With the election of President Ulysses S. Grant in November 1868, Lapham and Rep. Halbert Paine, the U.S. congressman from Milwaukee, thought the time was right to pursue this goal. Grant had developed a keen sense of the influence of weather on military operations through his experiences in the Civil War.
On Feb. 2, 1870, Paine introduced a Joint Congressional Resolution that tasked the Secretary of War “… to provide for taking meteorological observations at the military stations in the interior of the continent and at other points in the States and Territories … and for giving notice on the northern [Great] lakes … of the approach and force of storms.”
Congress passed the resolution with little hesitation and a week later, on Feb. 9, 1870, President Grant signed it into law – effectively establishing the first iteration of the National Weather Service (then called the U.S. Army Signal Service).
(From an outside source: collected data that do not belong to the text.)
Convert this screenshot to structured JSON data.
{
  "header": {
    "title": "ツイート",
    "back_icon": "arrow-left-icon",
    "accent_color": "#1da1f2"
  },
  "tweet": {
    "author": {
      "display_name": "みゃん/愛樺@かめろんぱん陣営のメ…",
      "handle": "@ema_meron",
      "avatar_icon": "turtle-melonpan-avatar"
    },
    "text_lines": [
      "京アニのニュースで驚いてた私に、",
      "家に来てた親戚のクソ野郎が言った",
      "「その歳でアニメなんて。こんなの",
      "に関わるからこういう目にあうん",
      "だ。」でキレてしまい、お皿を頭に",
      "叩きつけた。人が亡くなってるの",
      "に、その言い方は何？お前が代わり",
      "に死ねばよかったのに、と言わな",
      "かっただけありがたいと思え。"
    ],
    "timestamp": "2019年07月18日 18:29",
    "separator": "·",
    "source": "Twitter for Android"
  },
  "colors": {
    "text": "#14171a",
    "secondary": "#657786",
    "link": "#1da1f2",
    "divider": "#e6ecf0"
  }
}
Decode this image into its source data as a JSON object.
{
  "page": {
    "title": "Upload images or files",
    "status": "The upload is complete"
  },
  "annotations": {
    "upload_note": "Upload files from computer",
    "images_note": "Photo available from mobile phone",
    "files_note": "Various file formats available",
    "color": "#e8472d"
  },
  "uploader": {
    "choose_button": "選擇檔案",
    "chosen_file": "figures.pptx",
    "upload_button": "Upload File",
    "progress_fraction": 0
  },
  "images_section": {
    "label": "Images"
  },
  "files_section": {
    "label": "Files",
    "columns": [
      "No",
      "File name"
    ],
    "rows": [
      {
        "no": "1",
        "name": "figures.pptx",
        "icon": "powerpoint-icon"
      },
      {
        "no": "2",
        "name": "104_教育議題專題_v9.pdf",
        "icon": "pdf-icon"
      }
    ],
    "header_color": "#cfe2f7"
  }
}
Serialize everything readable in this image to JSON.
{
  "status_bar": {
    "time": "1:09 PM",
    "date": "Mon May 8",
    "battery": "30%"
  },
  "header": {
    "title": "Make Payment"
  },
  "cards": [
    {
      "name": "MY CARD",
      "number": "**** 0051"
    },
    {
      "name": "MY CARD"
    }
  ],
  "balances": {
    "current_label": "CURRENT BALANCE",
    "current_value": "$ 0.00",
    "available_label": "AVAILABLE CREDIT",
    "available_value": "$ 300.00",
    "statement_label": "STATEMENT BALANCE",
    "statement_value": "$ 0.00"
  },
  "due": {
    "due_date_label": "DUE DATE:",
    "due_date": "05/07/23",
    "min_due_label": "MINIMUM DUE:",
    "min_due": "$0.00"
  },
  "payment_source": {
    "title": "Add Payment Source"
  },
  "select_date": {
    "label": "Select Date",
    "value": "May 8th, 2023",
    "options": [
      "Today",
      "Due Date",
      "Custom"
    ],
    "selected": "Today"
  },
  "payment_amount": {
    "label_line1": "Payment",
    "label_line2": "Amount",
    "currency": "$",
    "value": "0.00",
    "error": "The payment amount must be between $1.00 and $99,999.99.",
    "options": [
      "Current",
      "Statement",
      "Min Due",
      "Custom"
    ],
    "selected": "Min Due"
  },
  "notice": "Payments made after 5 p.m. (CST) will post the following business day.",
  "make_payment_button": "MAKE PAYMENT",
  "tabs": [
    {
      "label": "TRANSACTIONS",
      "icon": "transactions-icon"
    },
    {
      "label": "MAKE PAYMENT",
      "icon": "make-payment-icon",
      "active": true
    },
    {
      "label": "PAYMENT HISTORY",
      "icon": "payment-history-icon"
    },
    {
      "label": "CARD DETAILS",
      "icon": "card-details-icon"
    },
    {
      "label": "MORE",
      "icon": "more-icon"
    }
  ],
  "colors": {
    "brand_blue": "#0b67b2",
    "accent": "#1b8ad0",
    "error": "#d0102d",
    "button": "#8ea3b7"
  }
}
Operation of the Signal Service began Nov. 1, 1870, and one week later, Lapham issued the first high wind warning for the Great Lakes from Chicago. The forecast was accurate and was credited with saving considerable property and protecting lives.
The Wisconsin connection to the National Weather Service continues to this day, as the current director of the NWS is a UW-Madison graduate, Dr. Louis Uccellini.